Além de sua convergência de pontos de vista, a cooperação em segurança entre a Rússia e os Emirados Árabes Unidos na Síria também está crescendo. Em janeiro de 2019, o secretário do Conselho de Segurança da Rússia, Nikolai Patrushev, discutiu a troca de informações sobre grupos terroristas na Síria com o conselheiro de segurança nacional dos Emirados Árabes Unidos, Tahnoun bin Zayed al-Nahyan. O alinhamento entre o chefe do Exército Nacional líbio, general Khalifa Hifter, e Assad contra a "ameaça turca", anunciada em março de 2020, acrescentou uma nova dimensão à cooperação Rússia-Emirados Árabes Unidos na Síria. A interdependência entre os empreiteiros militares privados do Grupo Wagner russo na Líbia (que supostamente são financiados pelos Emirados Árabes Unidos), mercenários sírios alinhados a Assad (que foram recrutados pelo Grupo Wagner) e mercenários sudaneses e chadianos alinhados aos Emirados Árabes Unidos (que lutam pelo Exército Nacional líbio) cresceram significativamente desde o início de 2020. Esta interdependência nascente permitirá que a Rússia e os Emirados Árabes Unidos aumentem a cooperação de forma sincronizada na Líbia e na Síria, se os dois governos se comprometerem com tal esforço.

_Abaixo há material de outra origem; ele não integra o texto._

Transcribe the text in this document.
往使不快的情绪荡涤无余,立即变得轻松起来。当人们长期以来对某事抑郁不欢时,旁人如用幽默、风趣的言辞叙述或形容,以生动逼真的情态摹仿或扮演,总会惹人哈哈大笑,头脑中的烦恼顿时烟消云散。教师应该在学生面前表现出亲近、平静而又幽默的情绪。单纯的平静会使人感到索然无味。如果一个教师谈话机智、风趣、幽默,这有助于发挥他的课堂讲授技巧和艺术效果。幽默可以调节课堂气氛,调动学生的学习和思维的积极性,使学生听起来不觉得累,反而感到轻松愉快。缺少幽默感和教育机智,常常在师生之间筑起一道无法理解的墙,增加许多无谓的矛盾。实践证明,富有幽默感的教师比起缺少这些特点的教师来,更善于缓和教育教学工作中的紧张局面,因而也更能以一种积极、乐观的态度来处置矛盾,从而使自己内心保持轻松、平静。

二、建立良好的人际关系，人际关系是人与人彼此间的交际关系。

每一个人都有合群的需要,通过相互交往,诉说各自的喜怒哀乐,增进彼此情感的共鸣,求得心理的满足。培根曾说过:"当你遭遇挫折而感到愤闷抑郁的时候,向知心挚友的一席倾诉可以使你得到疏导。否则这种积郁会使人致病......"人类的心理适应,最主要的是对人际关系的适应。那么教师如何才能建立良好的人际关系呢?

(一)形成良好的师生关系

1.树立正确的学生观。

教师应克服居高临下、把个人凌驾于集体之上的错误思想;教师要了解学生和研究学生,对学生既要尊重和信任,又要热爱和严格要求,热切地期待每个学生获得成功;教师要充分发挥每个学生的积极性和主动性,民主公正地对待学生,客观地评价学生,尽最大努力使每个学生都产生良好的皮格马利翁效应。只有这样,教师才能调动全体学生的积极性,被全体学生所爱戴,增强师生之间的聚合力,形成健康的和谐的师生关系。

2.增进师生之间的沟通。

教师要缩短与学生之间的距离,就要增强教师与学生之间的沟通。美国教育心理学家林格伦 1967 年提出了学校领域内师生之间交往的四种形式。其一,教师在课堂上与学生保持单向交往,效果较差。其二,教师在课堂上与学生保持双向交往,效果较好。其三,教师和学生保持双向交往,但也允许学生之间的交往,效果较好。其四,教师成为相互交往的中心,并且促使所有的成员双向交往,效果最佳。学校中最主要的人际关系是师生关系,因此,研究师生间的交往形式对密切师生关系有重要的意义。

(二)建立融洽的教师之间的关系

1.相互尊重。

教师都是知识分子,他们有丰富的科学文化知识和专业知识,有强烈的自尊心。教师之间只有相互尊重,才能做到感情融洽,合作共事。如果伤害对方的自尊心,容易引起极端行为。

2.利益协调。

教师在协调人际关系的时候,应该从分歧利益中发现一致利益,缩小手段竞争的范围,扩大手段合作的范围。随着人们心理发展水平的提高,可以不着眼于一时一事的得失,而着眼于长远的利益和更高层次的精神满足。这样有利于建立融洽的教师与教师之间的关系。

O desacordo em curso entre a Rússia e a Arábia Saudita sobre o grau de legitimidade de Assad restringe o escopo da cooperação Moscou-Riade na Síria. No entanto, algum espaço permanece para o engajamento. Em contraste com suas frequentes alegações de que o Irã é um impedimento para a paz na Síria, o ministro das Relações Exteriores saudita, Faisal bin Farhan, enfatizou a importância de coordenar com a Rússia o processo de paz sírio durante a visita de 10 de março de Lavrov a Riade. O príncipe herdeiro saudita Mohammed bin Salman, que teria dado luz verde à intervenção militar russa na Síria, apoia consistentemente o envolvimento com a Rússia e se reuniu com o enviado especial da Rússia na Síria, Alexander Lavrentiev, em 9 de março.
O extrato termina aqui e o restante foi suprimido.